Simmer the rice and dal in a stock pot with water, add salt and turmeric while cooking. Make sure you cook it over a low flame.
Once cooked through (approximately 30 minutes), transfer to a bowl.
Heat a non-stick pan until hot, and add ghee.
Add the whole spices, crackle them in the oil, add onions and saute till golden brown.
Once that is done add finely chopped ginger and tomato for the masala. Once cooked, transfer it to a bowl.

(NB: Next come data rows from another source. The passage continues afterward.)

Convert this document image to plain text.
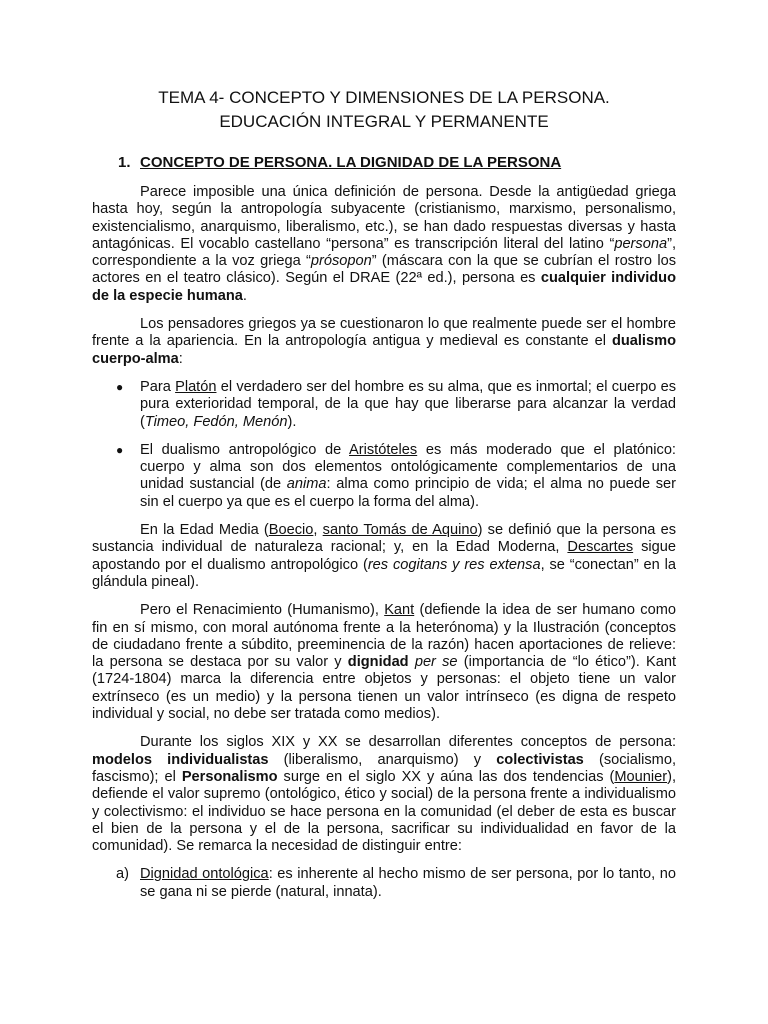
TEMA 4- CONCEPTO Y DIMENSIONES DE LA PERSONA.
EDUCACIÓN INTEGRAL Y PERMANENTE
1. CONCEPTO DE PERSONA. LA DIGNIDAD DE LA PERSONA

Parece imposible una única definición de persona. Desde la antigüedad griega hasta hoy, según la antropología subyacente (cristianismo, marxismo, personalismo, existencialismo, anarquismo, liberalismo, etc.), se han dado respuestas diversas y hasta antagónicas. El vocablo castellano “persona” es transcripción literal del latino “persona”, correspondiente a la voz griega “prósopon” (máscara con la que se cubrían el rostro los actores en el teatro clásico). Según el DRAE (22ª ed.), persona es cualquier individuo de la especie humana.

Los pensadores griegos ya se cuestionaron lo que realmente puede ser el hombre frente a la apariencia. En la antropología antigua y medieval es constante el dualismo cuerpo-alma:

● Para Platón el verdadero ser del hombre es su alma, que es inmortal; el cuerpo es pura exterioridad temporal, de la que hay que liberarse para alcanzar la verdad (Timeo, Fedón, Menón).
● El dualismo antropológico de Aristóteles es más moderado que el platónico: cuerpo y alma son dos elementos ontológicamente complementarios de una unidad sustancial (de anima: alma como principio de vida; el alma no puede ser sin el cuerpo ya que es el cuerpo la forma del alma).

En la Edad Media (Boecio, santo Tomás de Aquino) se definió que la persona es sustancia individual de naturaleza racional; y, en la Edad Moderna, Descartes sigue apostando por el dualismo antropológico (res cogitans y res extensa, se “conectan” en la glándula pineal).

Pero el Renacimiento (Humanismo), Kant (defiende la idea de ser humano como fin en sí mismo, con moral autónoma frente a la heterónoma) y la Ilustración (conceptos de ciudadano frente a súbdito, preeminencia de la razón) hacen aportaciones de relieve: la persona se destaca por su valor y dignidad per se (importancia de “lo ético”). Kant (1724-1804) marca la diferencia entre objetos y personas: el objeto tiene un valor extrínseco (es un medio) y la persona tienen un valor intrínseco (es digna de respeto individual y social, no debe ser tratada como medios).

Durante los siglos XIX y XX se desarrollan diferentes conceptos de persona: modelos individualistas (liberalismo, anarquismo) y colectivistas (socialismo, fascismo); el Personalismo surge en el siglo XX y aúna las dos tendencias (Mounier), defiende el valor supremo (ontológico, ético y social) de la persona frente a individualismo y colectivismo: el individuo se hace persona en la comunidad (el deber de esta es buscar el bien de la persona y el de la persona, sacrificar su individualidad en favor de la comunidad). Se remarca la necesidad de distinguir entre:

a) Dignidad ontológica: es inherente al hecho mismo de ser persona, por lo tanto, no se gana ni se pierde (natural, innata).
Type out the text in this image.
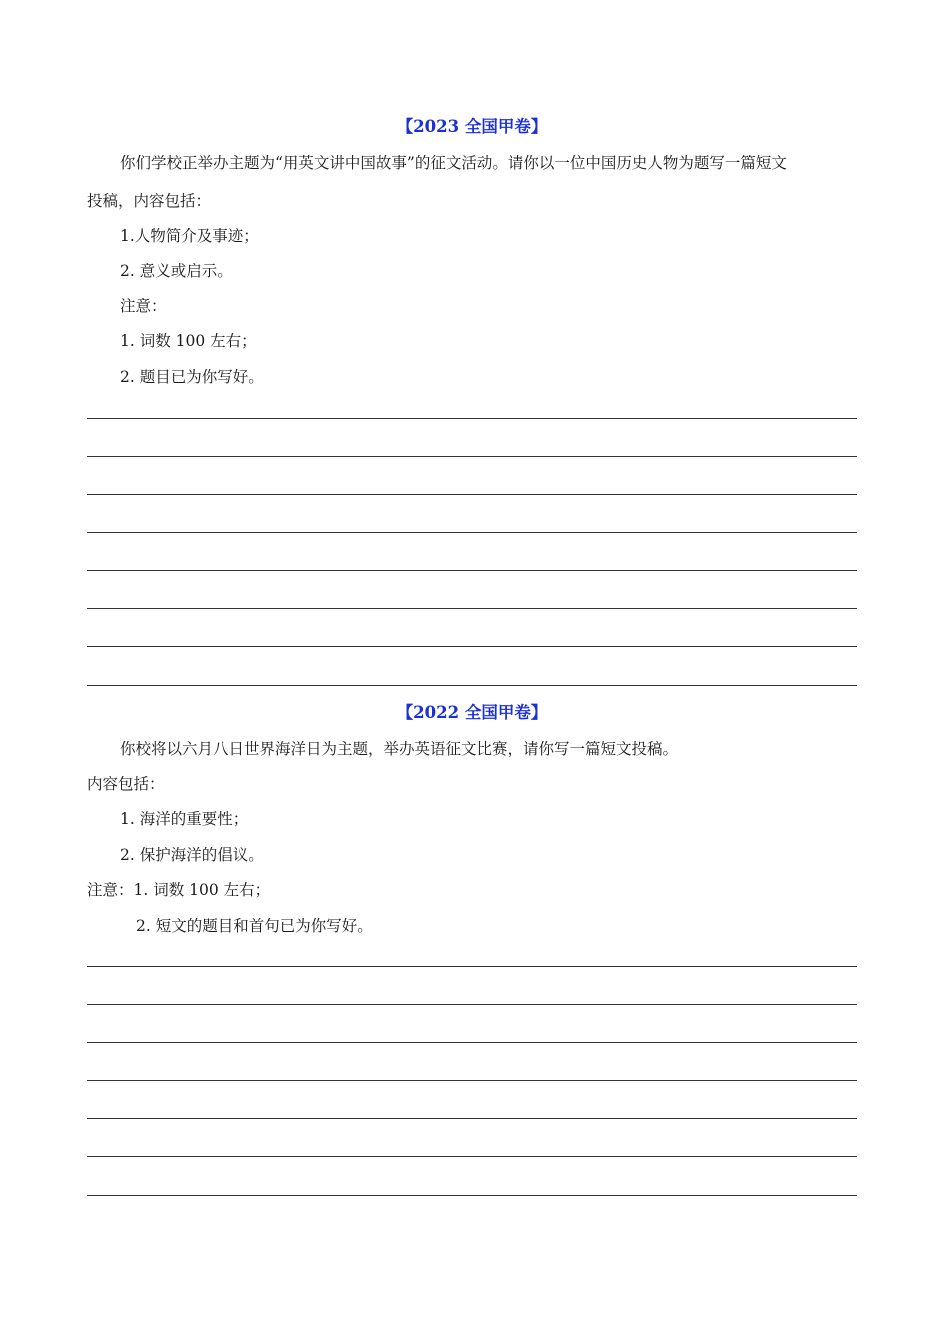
【2023 全国甲卷】
你们学校正举办主题为“用英文讲中国故事”的征文活动。请你以一位中国历史人物为题写一篇短文
投稿，内容包括：
1.人物简介及事迹；
2. 意义或启示。
注意：
1. 词数 100 左右；
2. 题目已为你写好。
【2022 全国甲卷】
你校将以六月八日世界海洋日为主题，举办英语征文比赛，请你写一篇短文投稿。
内容包括：
1. 海洋的重要性；
2. 保护海洋的倡议。
注意：1. 词数 100 左右；
2. 短文的题目和首句已为你写好。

Take another pan, heat over a medium flame, add desi ghee (clarified butter) and add the cumin. Sauté well.
Add the vegetables. Sauté well.
Once the vegetables are sautéed, add the cooked mixture of rice and dal, and add the onion tomato masala.
Once everything is thoroughly cooked, finish with chopped coriander and microgreens for garnish and serve with curd and pickle.